GLM-5.2 (Z.ai, June 16) — Z.ai (formerly Zhipu) shipped a 753B-parameter MoE model with a 1M-token context window under an MIT license, and it scores 62.1 on SWE-bench Pro, edging out GPT-5.5’s 58.6 and near-tying Claude Opus 4.8 on long-horizon agentic suites like FrontierSWE and MCP-Atlas. The best part is $5.80 per million combined tokens, roughly one-sixth what you’d pay at the closed frontier. Long-horizon coding is exactly where open weights were supposed to fall apart, and they didn’t.
Nemotron 3 Ultra (NVIDIA, June 16) — A 550B MoE that mixes Mamba and Transformer blocks, ships a 1M-token context window, and runs about 6x higher inference throughput than comparable transformer LLMs. NVIDIA released base, post-trained, and quantized checkpoints plus the training data, which is rare at this scale.
Qwen-RobotSuite (Alibaba, June 17) — Alibaba’s Tongyi Lab open-sourced three robotics foundation models: RobotManip for vision-language-action manipulation (trained on 38,100+ hours of open data), RobotNav for navigation and driving, and RobotWorld, a video world model that predicts future physical states. RobotManip and RobotNav ship with public GitHub repos. Robotics was always going to be the next frontier, and this defines the field.
🧠 Papers that matter
On the Memorization Behavior of LLMs in Generative Recommendation — Generative recommenders keep beating classical baselines, and most teams just took the win. Snap Research went looking for why, and the answer is: most of the lift is “one-hop memorization,” concentrated on users whose target items were directly predictable from their history.
A big chunk of that leaderboard gain is the model building a better lookup table for easy users. They propose IIRG, which injects collaborative and semantic item relations to push the model toward real generalization, and it improves performance specifically on the non-memorizable users. So, before you ship a generative recommender because it beat your two-tower baseline, slice your eval by how memorizable each user is. The win you’re celebrating might vanish on the cold and complex users, which are the ones you actually need to get right.
Helmsman: Cost-Effective ANNS at Scale — HNSW has been the unquestioned default for production nearest-neighbor search since 2018, and its memory cost at billion-vector scale is the open secret nobody likes to discuss. At Meta, the memory overhead of graph indices was a constant budget fight. Xiaohongshu went back to clustering, the approach HNSW was supposed to have retired, and engineered it for modern hardware.
The result matches HNSW’s recall-latency tradeoff at much lower memory cost, and it’s deployed across their search, recommendation, and ads systems. If you’re running HNSW at scale and your infrastructure bill is uncomfortable, this is the benchmark to run this quarter.
📝 Some good reads
Open Source AI Must Win — It argues that AI is civilizational infrastructure that must stay free to study, build, deploy, and run. It went viral the same week a government switched off a closed frontier model on a letter, and the community connected the dots in real time.

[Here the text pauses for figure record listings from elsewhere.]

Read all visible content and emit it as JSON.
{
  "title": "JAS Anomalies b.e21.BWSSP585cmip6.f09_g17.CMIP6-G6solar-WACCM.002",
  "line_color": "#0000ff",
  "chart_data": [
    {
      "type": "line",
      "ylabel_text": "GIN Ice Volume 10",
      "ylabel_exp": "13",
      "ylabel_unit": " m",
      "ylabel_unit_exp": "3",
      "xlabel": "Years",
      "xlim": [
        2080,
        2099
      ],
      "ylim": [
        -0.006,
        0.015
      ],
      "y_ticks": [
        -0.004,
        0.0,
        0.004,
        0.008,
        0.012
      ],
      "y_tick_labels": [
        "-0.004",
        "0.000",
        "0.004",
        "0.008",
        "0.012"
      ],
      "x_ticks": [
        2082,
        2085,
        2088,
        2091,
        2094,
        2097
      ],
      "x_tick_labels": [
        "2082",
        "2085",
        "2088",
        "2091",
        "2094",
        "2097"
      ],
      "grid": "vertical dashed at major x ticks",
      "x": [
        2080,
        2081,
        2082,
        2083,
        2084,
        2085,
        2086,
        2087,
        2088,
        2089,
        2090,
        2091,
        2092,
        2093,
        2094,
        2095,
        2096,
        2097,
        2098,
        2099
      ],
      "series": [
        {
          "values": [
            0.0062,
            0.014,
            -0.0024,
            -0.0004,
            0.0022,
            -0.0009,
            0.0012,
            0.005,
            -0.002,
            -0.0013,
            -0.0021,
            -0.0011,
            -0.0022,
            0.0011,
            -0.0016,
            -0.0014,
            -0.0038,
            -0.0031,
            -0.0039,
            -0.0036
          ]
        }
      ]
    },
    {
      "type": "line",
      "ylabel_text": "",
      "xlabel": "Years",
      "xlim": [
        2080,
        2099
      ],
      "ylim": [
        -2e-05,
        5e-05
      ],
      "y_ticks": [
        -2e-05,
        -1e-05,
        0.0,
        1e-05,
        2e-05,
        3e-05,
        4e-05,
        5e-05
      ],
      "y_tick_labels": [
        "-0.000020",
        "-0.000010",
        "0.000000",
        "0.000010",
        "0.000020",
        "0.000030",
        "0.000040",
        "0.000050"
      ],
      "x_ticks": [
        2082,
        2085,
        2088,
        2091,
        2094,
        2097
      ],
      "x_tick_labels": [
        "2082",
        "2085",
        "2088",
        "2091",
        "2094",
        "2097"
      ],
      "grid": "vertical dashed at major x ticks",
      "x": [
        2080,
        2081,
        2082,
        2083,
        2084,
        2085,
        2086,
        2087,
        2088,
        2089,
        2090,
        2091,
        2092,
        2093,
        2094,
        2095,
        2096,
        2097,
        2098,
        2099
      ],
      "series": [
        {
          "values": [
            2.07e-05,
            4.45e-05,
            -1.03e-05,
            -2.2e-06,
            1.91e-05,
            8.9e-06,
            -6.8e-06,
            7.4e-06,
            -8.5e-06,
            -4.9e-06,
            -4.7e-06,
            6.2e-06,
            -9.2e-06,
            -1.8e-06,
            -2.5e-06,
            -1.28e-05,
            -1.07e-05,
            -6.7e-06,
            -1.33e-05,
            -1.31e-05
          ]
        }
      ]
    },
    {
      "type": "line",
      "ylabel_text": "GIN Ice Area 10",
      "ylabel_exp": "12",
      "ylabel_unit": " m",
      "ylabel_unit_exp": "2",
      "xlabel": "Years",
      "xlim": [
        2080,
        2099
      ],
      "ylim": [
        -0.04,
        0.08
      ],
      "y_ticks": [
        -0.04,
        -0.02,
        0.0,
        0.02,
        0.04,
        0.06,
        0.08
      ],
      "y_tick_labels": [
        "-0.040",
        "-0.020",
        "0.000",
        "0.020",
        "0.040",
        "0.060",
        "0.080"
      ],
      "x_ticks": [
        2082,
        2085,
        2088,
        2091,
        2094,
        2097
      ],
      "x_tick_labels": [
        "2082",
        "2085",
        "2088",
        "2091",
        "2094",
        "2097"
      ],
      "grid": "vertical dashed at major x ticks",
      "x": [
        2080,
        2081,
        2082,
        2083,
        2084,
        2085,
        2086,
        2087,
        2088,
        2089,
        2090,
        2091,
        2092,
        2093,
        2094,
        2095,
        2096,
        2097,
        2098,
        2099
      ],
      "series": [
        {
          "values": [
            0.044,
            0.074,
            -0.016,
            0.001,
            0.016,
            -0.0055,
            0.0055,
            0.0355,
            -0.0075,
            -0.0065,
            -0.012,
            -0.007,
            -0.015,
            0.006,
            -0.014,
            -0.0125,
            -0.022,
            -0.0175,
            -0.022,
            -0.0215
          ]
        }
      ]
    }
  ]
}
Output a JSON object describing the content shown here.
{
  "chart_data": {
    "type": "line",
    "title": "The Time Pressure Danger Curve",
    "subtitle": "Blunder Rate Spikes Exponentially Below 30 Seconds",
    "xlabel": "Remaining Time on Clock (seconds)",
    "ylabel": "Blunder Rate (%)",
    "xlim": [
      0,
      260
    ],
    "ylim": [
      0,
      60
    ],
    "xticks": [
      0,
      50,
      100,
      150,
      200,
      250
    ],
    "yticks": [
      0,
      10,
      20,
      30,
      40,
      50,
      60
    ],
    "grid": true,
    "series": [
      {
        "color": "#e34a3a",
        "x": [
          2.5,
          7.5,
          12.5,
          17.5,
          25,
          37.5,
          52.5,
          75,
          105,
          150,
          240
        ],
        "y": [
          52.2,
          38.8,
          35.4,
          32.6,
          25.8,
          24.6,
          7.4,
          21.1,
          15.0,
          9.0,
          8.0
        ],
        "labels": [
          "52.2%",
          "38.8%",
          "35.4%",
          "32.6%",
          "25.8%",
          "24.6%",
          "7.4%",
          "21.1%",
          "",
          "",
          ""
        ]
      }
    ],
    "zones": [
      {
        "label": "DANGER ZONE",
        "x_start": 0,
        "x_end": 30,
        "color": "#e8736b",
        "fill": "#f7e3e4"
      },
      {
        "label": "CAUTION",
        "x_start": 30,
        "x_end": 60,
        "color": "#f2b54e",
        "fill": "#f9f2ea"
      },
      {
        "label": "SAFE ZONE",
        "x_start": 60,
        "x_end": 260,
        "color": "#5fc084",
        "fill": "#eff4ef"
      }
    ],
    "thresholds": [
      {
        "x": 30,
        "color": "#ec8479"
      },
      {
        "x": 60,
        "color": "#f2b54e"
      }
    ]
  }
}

Not everyone is using AI for everything (Gabriel Weinberg) — The DuckDuckGo founder makes the counter-hype case that AI adoption is far more uneven than the industry narrative claims, and most people use it occasionally rather than constantly.
⚡ Quick hits
Salesforce acquired AI customer-service platform Fin for $3.6B, one of the year’s biggest agentic-AI deals, and a sign that standalone agent startups are becoming acquisition targets rather than category winners.
Jeff Bezos’ Prometheus raised $12B at a $41B valuation to build an “artificial general engineer” for the physical world, betting on engineering automation over humanoid robots.
Sarvam became India’s newest AI unicorn with a $234M round led by HCLTech at a $1.5B valuation. Sovereign AI is now a fundable thesis with what we saw with Mythos.